Milletvekili aday listeleri kesinleşmiş ve oy pusulaları basılmaya başlanmıştır.
YSK işlemleriyle ilgili şikayet ve itirazların süreleri kesin değildir. HDP’nin şikayetini YSK nasıl karşılayacaktır, göreceğiz. Ancak, iddia ile ortaya atılan husus, milletvekili sayısını değiştirme amacıyla veya başka amaçla, bir veya birkaç ilin nüfus sayısının değiştirilme iddiası, inanılması çok güç ve herhangi bir iddia olduğundan, usul eksikliği ve hatasına bakılmadan, bütün verilerin ortaya konulmasını gerektirecek kadar önemlidir.
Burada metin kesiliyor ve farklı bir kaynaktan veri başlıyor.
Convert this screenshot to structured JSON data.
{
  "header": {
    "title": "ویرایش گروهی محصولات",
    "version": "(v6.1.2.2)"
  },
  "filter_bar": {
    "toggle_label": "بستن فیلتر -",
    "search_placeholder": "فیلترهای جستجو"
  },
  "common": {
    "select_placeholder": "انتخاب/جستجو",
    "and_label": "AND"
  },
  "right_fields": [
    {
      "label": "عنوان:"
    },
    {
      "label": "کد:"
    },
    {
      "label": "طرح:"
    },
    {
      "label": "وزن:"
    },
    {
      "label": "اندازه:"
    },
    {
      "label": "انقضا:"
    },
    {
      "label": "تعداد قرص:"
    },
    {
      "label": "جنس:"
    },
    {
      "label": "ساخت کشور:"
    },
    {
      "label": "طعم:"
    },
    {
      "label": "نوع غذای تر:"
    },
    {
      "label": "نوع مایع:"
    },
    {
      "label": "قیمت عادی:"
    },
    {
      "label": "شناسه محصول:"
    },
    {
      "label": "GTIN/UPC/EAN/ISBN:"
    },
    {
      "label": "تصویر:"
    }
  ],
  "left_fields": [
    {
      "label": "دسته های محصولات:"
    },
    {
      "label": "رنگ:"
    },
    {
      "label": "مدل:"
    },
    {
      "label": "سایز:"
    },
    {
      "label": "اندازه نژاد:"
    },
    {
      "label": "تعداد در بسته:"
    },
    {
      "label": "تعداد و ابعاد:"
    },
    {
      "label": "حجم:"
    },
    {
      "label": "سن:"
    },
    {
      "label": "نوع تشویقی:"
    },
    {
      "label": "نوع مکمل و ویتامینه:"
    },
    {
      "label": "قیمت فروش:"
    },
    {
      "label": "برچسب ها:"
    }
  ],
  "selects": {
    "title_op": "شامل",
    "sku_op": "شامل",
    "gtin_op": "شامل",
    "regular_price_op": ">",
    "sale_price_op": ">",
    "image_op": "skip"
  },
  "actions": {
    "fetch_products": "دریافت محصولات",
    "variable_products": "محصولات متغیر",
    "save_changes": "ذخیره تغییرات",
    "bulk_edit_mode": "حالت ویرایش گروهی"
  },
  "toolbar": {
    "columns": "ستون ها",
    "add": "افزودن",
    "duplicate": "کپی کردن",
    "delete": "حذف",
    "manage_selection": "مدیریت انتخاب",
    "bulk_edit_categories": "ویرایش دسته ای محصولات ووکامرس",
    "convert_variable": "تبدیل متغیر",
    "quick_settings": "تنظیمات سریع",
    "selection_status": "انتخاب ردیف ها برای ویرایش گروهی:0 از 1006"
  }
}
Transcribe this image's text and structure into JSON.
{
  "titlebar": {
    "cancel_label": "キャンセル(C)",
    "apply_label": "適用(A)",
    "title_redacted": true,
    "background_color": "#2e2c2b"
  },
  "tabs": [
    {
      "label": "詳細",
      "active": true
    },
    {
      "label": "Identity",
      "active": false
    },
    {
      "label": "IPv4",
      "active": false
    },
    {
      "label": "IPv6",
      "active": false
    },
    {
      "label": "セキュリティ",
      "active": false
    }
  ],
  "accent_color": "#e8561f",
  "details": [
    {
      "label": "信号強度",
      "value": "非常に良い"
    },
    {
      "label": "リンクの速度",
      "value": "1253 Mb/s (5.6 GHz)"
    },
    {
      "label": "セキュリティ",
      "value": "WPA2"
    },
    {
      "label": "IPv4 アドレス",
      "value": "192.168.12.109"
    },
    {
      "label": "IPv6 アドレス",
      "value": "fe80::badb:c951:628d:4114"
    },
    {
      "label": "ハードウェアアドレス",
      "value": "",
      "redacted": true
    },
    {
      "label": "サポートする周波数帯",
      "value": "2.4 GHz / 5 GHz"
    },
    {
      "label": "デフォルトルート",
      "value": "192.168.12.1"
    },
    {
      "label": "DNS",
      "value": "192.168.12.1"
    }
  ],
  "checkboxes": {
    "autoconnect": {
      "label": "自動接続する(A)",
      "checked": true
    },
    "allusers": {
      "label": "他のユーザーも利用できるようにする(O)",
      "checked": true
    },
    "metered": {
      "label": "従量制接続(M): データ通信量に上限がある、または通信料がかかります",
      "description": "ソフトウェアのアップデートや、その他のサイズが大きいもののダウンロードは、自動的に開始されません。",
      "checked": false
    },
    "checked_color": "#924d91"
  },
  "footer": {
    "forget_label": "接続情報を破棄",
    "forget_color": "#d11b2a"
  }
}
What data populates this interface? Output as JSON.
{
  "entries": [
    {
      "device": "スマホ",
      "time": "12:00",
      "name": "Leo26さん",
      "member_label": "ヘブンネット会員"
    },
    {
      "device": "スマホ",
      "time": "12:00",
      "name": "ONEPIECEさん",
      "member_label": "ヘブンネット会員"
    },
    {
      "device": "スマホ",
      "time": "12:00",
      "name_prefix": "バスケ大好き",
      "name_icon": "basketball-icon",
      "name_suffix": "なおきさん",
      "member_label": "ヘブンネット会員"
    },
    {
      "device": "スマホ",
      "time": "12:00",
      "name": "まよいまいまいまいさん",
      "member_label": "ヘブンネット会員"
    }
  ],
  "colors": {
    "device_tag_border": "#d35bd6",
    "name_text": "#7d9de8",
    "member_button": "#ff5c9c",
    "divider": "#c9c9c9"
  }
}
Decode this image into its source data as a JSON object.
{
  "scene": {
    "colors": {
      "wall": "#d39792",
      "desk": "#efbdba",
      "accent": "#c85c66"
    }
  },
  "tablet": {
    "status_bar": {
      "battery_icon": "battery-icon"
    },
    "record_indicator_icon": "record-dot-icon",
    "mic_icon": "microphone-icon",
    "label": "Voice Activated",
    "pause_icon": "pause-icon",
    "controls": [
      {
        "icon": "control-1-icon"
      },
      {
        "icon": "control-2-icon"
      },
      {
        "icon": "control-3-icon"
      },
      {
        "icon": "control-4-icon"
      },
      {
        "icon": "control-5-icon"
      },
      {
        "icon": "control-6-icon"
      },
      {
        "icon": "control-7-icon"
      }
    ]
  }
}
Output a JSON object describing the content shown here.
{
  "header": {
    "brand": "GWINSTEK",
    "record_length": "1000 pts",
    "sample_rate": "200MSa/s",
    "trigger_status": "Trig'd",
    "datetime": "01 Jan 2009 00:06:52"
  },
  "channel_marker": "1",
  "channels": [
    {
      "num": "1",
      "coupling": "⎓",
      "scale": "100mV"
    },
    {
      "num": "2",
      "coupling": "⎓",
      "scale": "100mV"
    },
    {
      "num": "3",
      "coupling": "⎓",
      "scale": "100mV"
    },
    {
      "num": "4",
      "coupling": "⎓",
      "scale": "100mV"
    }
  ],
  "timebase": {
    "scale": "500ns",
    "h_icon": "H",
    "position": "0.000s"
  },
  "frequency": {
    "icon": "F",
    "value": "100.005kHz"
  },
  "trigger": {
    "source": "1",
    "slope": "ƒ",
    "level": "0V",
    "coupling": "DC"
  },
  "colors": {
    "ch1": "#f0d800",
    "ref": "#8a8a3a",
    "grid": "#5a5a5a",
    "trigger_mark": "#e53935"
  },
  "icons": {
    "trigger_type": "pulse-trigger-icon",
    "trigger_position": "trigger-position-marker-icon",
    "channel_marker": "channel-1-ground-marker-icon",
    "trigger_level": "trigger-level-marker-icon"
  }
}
2007’den beri nüfusumuz, Adrese Dayalı Nüfus Kayıt Sistemi'ne (ADNKS) göre belirlenmektedir. 2000 öncesinde, beş veya on yılda bir ekim ayının bir pazar günü sokağa çıkma yasağı ilan edilerek sayılırdık; on beş yıldan beri kapımıza gelinerek sayılmıyoruz.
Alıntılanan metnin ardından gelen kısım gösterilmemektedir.